Meer tijd dankzij HIPEC

Antoni van Leeuwenhoekziekenhuis

Eierstokkanker: betere overleving met HIPEC

De vooruitzichten bij eierstokkanker hangen sterk af van het stadium waarin de ziekte zich bevindt. Helaas is op het moment van diagnose bij 3 van de 4 vrouwen al sprake van uitzaaiingen in de buik. Wanneer dit het geval is, blijkt 5 jaar na de behandeling nog ongeveer een derde van de vrouwen in leven te zijn.

Uit recent onderzoek blijkt dat een HIPEC-behandeling bij een bepaalde groep patiënten dit percentage met 10% kan laten stijgen. HIPEC houdt in dat vrouwen tijdens de operatie een buikspoeling met verwarmde chemotherapie krijgen. Dit belangrijke onderzoek werd uitgevoerd in 6 academische centra en is mede mogelijk gemaakt door donateurs van KWF.

Grondig onderzoek

De studie ging in 2006 van start, onder leiding van dr. Willemien van Driel. Zij werkt als gynaecoloog-oncoloog in het Antoni van Leeuwenhoek, een ziekenhuis waar de HIPEC-behandeling al jaren wordt uitgevoerd. “Dat gebeurde met name bij darmkanker. Maar omdat eierstokkanker zich vaak beperkt tot de buik en eierstokkanker in het algemeen gevoelig is voor chemotherapie, was het een vrij logische gedachte om de behandeling ook bij deze tumorsoort in te zetten. In Nederland kun je behandelingen echter niet geven als er geen wetenschappelijk bewijs voor is. Daarom zijn we deze studie gestart.”

De bijdrage van donateurs is ontzettend belangrijk: daardoor kunnen we dit soort onderzoek blijven doen.

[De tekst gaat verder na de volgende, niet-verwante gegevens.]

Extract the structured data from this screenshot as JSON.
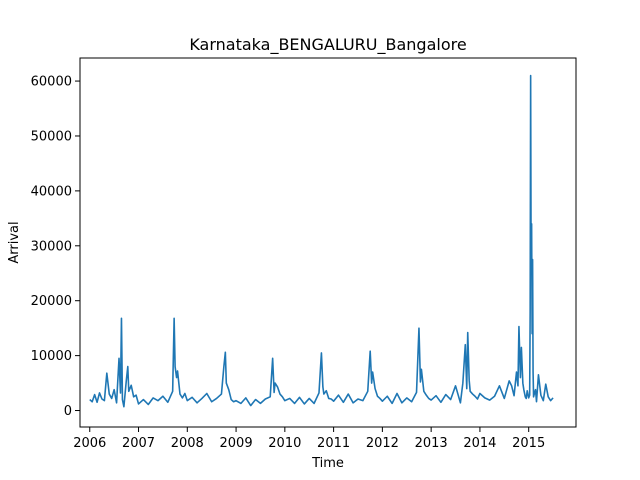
{
  "chart_data": {
    "type": "line",
    "title": "Karnataka_BENGALURU_Bangalore",
    "xlabel": "Time",
    "ylabel": "Arrival",
    "xlim": [
      2005.8,
      2015.97
    ],
    "ylim": [
      -3000,
      64200
    ],
    "xticks": [
      2006,
      2007,
      2008,
      2009,
      2010,
      2011,
      2012,
      2013,
      2014,
      2015
    ],
    "xtick_labels": [
      "2006",
      "2007",
      "2008",
      "2009",
      "2010",
      "2011",
      "2012",
      "2013",
      "2014",
      "2015"
    ],
    "yticks": [
      0,
      10000,
      20000,
      30000,
      40000,
      50000,
      60000
    ],
    "ytick_labels": [
      "0",
      "10000",
      "20000",
      "30000",
      "40000",
      "50000",
      "60000"
    ],
    "grid": false,
    "color": "#1f77b4",
    "series": [
      {
        "x": [
          2006.0,
          2006.05,
          2006.1,
          2006.15,
          2006.2,
          2006.25,
          2006.3,
          2006.35,
          2006.4,
          2006.45,
          2006.5,
          2006.55,
          2006.6,
          2006.63,
          2006.65,
          2006.67,
          2006.7,
          2006.75,
          2006.78,
          2006.8,
          2006.85,
          2006.9,
          2006.95,
          2007.0,
          2007.1,
          2007.2,
          2007.3,
          2007.4,
          2007.5,
          2007.6,
          2007.7,
          2007.73,
          2007.75,
          2007.78,
          2007.8,
          2007.85,
          2007.9,
          2007.95,
          2008.0,
          2008.1,
          2008.2,
          2008.3,
          2008.4,
          2008.5,
          2008.6,
          2008.7,
          2008.75,
          2008.78,
          2008.8,
          2008.85,
          2008.9,
          2008.95,
          2009.0,
          2009.1,
          2009.2,
          2009.3,
          2009.4,
          2009.5,
          2009.6,
          2009.7,
          2009.75,
          2009.78,
          2009.8,
          2009.85,
          2009.9,
          2009.95,
          2010.0,
          2010.1,
          2010.2,
          2010.3,
          2010.4,
          2010.5,
          2010.6,
          2010.7,
          2010.75,
          2010.78,
          2010.8,
          2010.85,
          2010.9,
          2010.95,
          2011.0,
          2011.1,
          2011.2,
          2011.3,
          2011.4,
          2011.5,
          2011.6,
          2011.7,
          2011.75,
          2011.78,
          2011.8,
          2011.85,
          2011.9,
          2011.95,
          2012.0,
          2012.1,
          2012.2,
          2012.3,
          2012.4,
          2012.5,
          2012.6,
          2012.7,
          2012.75,
          2012.78,
          2012.8,
          2012.85,
          2012.9,
          2012.95,
          2013.0,
          2013.1,
          2013.2,
          2013.3,
          2013.4,
          2013.5,
          2013.6,
          2013.65,
          2013.7,
          2013.73,
          2013.75,
          2013.78,
          2013.8,
          2013.85,
          2013.9,
          2013.95,
          2014.0,
          2014.1,
          2014.2,
          2014.3,
          2014.4,
          2014.5,
          2014.6,
          2014.65,
          2014.7,
          2014.75,
          2014.78,
          2014.8,
          2014.83,
          2014.85,
          2014.88,
          2014.9,
          2014.93,
          2014.95,
          2014.97,
          2015.0,
          2015.02,
          2015.03,
          2015.04,
          2015.05,
          2015.06,
          2015.07,
          2015.08,
          2015.09,
          2015.1,
          2015.12,
          2015.14,
          2015.16,
          2015.2,
          2015.25,
          2015.3,
          2015.35,
          2015.4,
          2015.45,
          2015.5
        ],
        "y": [
          2000,
          1600,
          2900,
          1500,
          3200,
          2100,
          1800,
          6800,
          3000,
          2200,
          3800,
          1400,
          9500,
          3200,
          16800,
          2000,
          700,
          5500,
          8000,
          3500,
          4600,
          2500,
          2800,
          1200,
          2000,
          1100,
          2300,
          1800,
          2600,
          1500,
          3500,
          16800,
          8000,
          6000,
          7200,
          3000,
          2300,
          3100,
          1800,
          2400,
          1400,
          2200,
          3100,
          1600,
          2200,
          3000,
          8000,
          10600,
          5000,
          3800,
          2000,
          1600,
          1800,
          1300,
          2300,
          900,
          2000,
          1300,
          2100,
          2500,
          9500,
          3300,
          5000,
          4300,
          3000,
          2500,
          1800,
          2200,
          1300,
          2400,
          1200,
          2200,
          1300,
          3200,
          10500,
          4300,
          3000,
          3600,
          2200,
          2100,
          1700,
          2800,
          1500,
          3000,
          1400,
          2100,
          1800,
          3500,
          10800,
          5000,
          7000,
          4000,
          2600,
          2200,
          1700,
          2600,
          1300,
          3100,
          1400,
          2300,
          1600,
          3300,
          15000,
          5200,
          7500,
          3500,
          2800,
          2200,
          1900,
          2700,
          1500,
          2900,
          2000,
          4500,
          1400,
          5000,
          12000,
          4000,
          14200,
          5500,
          3500,
          3000,
          2600,
          2100,
          3100,
          2300,
          1900,
          2600,
          4500,
          2200,
          5400,
          4500,
          2700,
          7000,
          4500,
          15300,
          6000,
          11500,
          5000,
          3800,
          2500,
          2200,
          3600,
          2300,
          2800,
          18000,
          61000,
          25000,
          34000,
          14000,
          27500,
          7000,
          2500,
          3200,
          3800,
          1600,
          6500,
          2800,
          1800,
          4800,
          2500,
          1800,
          2300
        ]
      }
    ]
  }
}
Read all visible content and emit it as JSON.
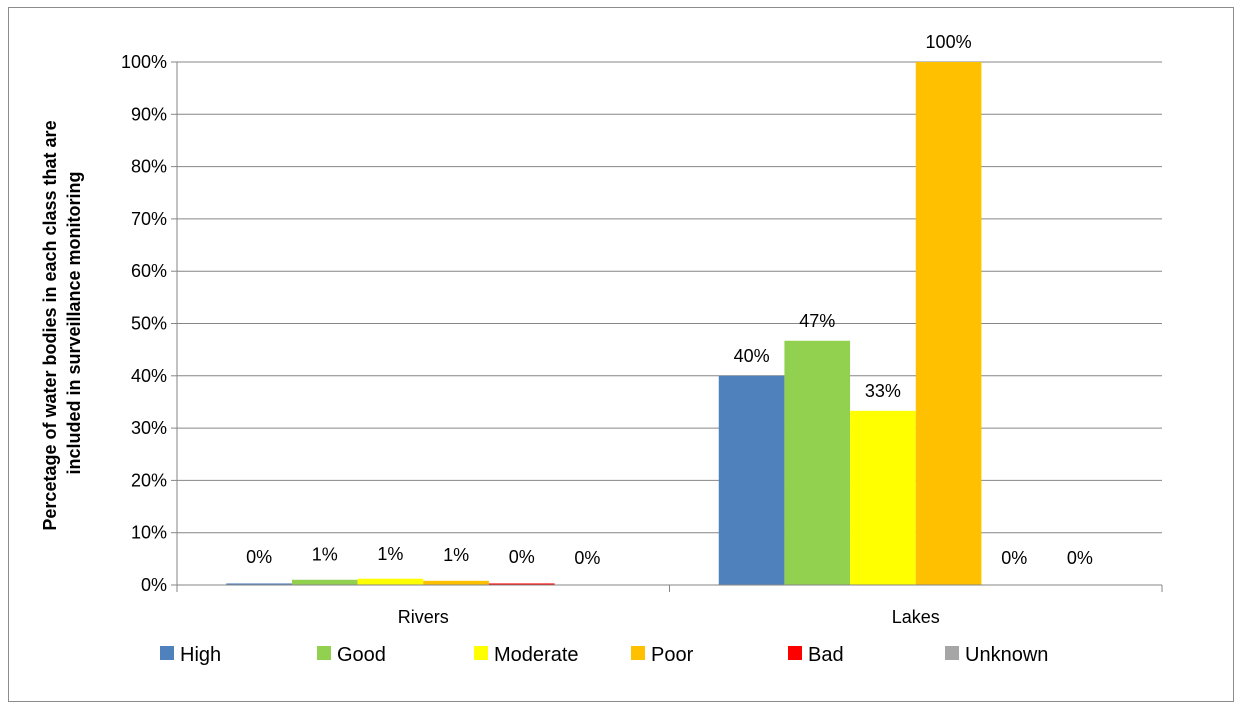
{
  "chart_data": {
    "type": "bar",
    "categories": [
      "Rivers",
      "Lakes"
    ],
    "series": [
      {
        "name": "High",
        "color": "#4f81bd",
        "values": [
          0.3,
          40
        ],
        "labels": [
          "0%",
          "40%"
        ]
      },
      {
        "name": "Good",
        "color": "#92d050",
        "values": [
          1.0,
          46.7
        ],
        "labels": [
          "1%",
          "47%"
        ]
      },
      {
        "name": "Moderate",
        "color": "#ffff00",
        "values": [
          1.2,
          33.3
        ],
        "labels": [
          "1%",
          "33%"
        ]
      },
      {
        "name": "Poor",
        "color": "#ffc000",
        "values": [
          0.8,
          100
        ],
        "labels": [
          "1%",
          "100%"
        ]
      },
      {
        "name": "Bad",
        "color": "#ff0000",
        "values": [
          0.3,
          0
        ],
        "labels": [
          "0%",
          "0%"
        ]
      },
      {
        "name": "Unknown",
        "color": "#a6a6a6",
        "values": [
          0,
          0
        ],
        "labels": [
          "0%",
          "0%"
        ]
      }
    ],
    "ylabel_lines": [
      "Percetage of water bodies in each class that are",
      "included in surveillance monitoring"
    ],
    "ylim": [
      0,
      100
    ],
    "yticks": [
      "0%",
      "10%",
      "20%",
      "30%",
      "40%",
      "50%",
      "60%",
      "70%",
      "80%",
      "90%",
      "100%"
    ],
    "grid": true,
    "legend_position": "bottom"
  }
}
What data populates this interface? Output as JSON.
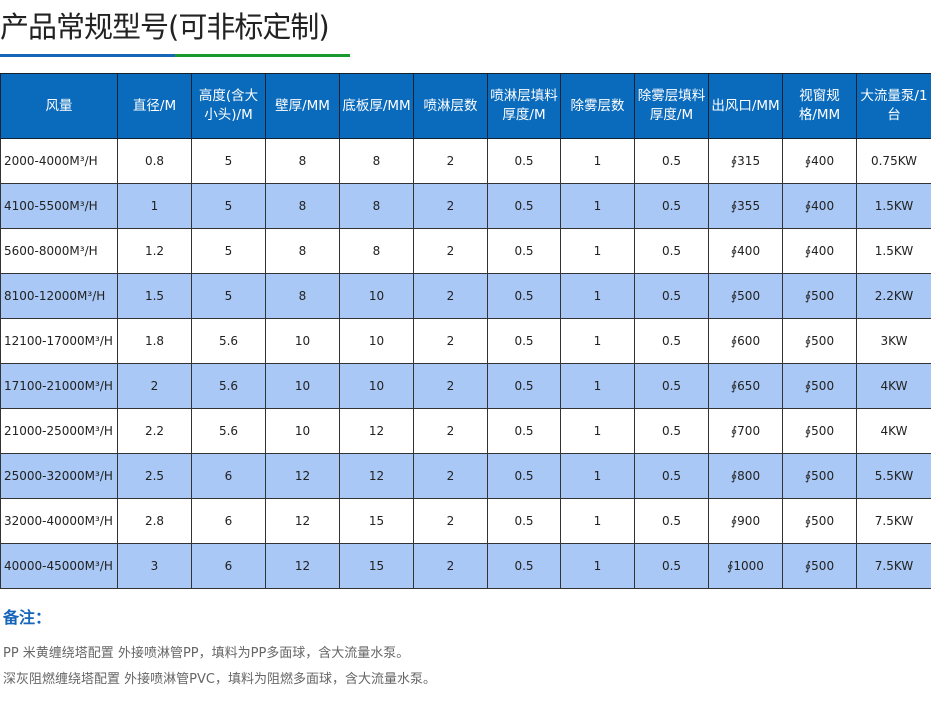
{
  "title": "产品常规型号(可非标定制)",
  "colors": {
    "header_bg": "#0a6bbd",
    "alt_row": "#a9c8f5",
    "title_line_blue": "#1565b8",
    "title_line_green": "#1a9a2e"
  },
  "table": {
    "headers": [
      "风量",
      "直径/M",
      "高度(含大小头)/M",
      "壁厚/MM",
      "底板厚/MM",
      "喷淋层数",
      "喷淋层填料厚度/M",
      "除雾层数",
      "除雾层填料厚度/M",
      "出风口/MM",
      "视窗规格/MM",
      "大流量泵/1台"
    ],
    "rows": [
      [
        "2000-4000M³/H",
        "0.8",
        "5",
        "8",
        "8",
        "2",
        "0.5",
        "1",
        "0.5",
        "∮315",
        "∮400",
        "0.75KW"
      ],
      [
        "4100-5500M³/H",
        "1",
        "5",
        "8",
        "8",
        "2",
        "0.5",
        "1",
        "0.5",
        "∮355",
        "∮400",
        "1.5KW"
      ],
      [
        "5600-8000M³/H",
        "1.2",
        "5",
        "8",
        "8",
        "2",
        "0.5",
        "1",
        "0.5",
        "∮400",
        "∮400",
        "1.5KW"
      ],
      [
        "8100-12000M³/H",
        "1.5",
        "5",
        "8",
        "10",
        "2",
        "0.5",
        "1",
        "0.5",
        "∮500",
        "∮500",
        "2.2KW"
      ],
      [
        "12100-17000M³/H",
        "1.8",
        "5.6",
        "10",
        "10",
        "2",
        "0.5",
        "1",
        "0.5",
        "∮600",
        "∮500",
        "3KW"
      ],
      [
        "17100-21000M³/H",
        "2",
        "5.6",
        "10",
        "10",
        "2",
        "0.5",
        "1",
        "0.5",
        "∮650",
        "∮500",
        "4KW"
      ],
      [
        "21000-25000M³/H",
        "2.2",
        "5.6",
        "10",
        "12",
        "2",
        "0.5",
        "1",
        "0.5",
        "∮700",
        "∮500",
        "4KW"
      ],
      [
        "25000-32000M³/H",
        "2.5",
        "6",
        "12",
        "12",
        "2",
        "0.5",
        "1",
        "0.5",
        "∮800",
        "∮500",
        "5.5KW"
      ],
      [
        "32000-40000M³/H",
        "2.8",
        "6",
        "12",
        "15",
        "2",
        "0.5",
        "1",
        "0.5",
        "∮900",
        "∮500",
        "7.5KW"
      ],
      [
        "40000-45000M³/H",
        "3",
        "6",
        "12",
        "15",
        "2",
        "0.5",
        "1",
        "0.5",
        "∮1000",
        "∮500",
        "7.5KW"
      ]
    ]
  },
  "notes": {
    "title": "备注：",
    "lines": [
      "PP 米黄缠绕塔配置 外接喷淋管PP，填料为PP多面球，含大流量水泵。",
      "深灰阻燃缠绕塔配置 外接喷淋管PVC，填料为阻燃多面球，含大流量水泵。"
    ]
  }
}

In dit onderzoek werden 245 vrouwen met eierstokkanker stadium III, waarbij het niet mogelijk was om in eerste instantie een operatie te doen, verdeeld over 2 groepen. De ene groep kreeg de standaardbehandeling: chemotherapie, operatie en weer chemotherapie. Bij de tweede groep werd tijdens de operatie een buikspoeling met verwarmde chemotherapie toegevoegd. 

Het grondige onderzoek nam veel tijd in beslag, 10 jaar, maar het resultaat mag er wezen: “Als je van 30% overleving naar 40% gaat, dan is dat een toename van 10%. Als je kijkt naar alle onderzoeken die er de afgelopen jaren gedaan zijn, dan zijn er eigenlijk geen studies die zo’n verbetering laten zien. Toen we de resultaten presenteerden aan de deelnemende centra was iedereen dan ook heel blij!”

Als de HIPEC wordt opgenomen in de behandelrichtlijn en overeenstemming met zorgverzekeraars is bereikt over vergoeding, kunnen vrouwen naar verwachting vanaf 2018 worden behandeld in één van de HIPEC-centra.

Nieuwe ontwikkelingen

Van Driel verwacht ondertussen niet dat de ontwikkelingen voor deze patiëntengroep stil blijven staan: “Het is belangrijk om in beeld te brengen wat maakt dat een cel een tumorcel wordt. En om dan te bekijken wat de aangrijpingspunten zijn om dit mechanisme specifiek aan te pakken. Dan krijg je therapie op maat. Daarnaast verwacht ik ook dat immunotherapie zich in de toekomst verder zal ontwikkelen.”

Zelf blijft ze aan die ontwikkelingen bijdragen door zorg en onderzoek te combineren: “De combinatie is druk. Patiëntenzorg slurpt veel tijd op, en heeft altijd voorrang. Het doen van onderzoek geeft echter veel energie, zeker als het mooie uitkomsten oplevert waarmee je verder kan. Dat is de kers op de taart, omdat hiermee de vooruitzichten voor deze patiëntengroep aanzienlijk verbeterd wordt. De bijdrage van donateurs is ontzettend belangrijk: daardoor kunnen we dit soort onderzoek blijven doen. Dit brengt ons iedere keer weer een stapje dichter bij de ontrafeling van deze ziekte waarmee we uiteindelijk de behandeling voor deze ziekte kunnen verbeteren.”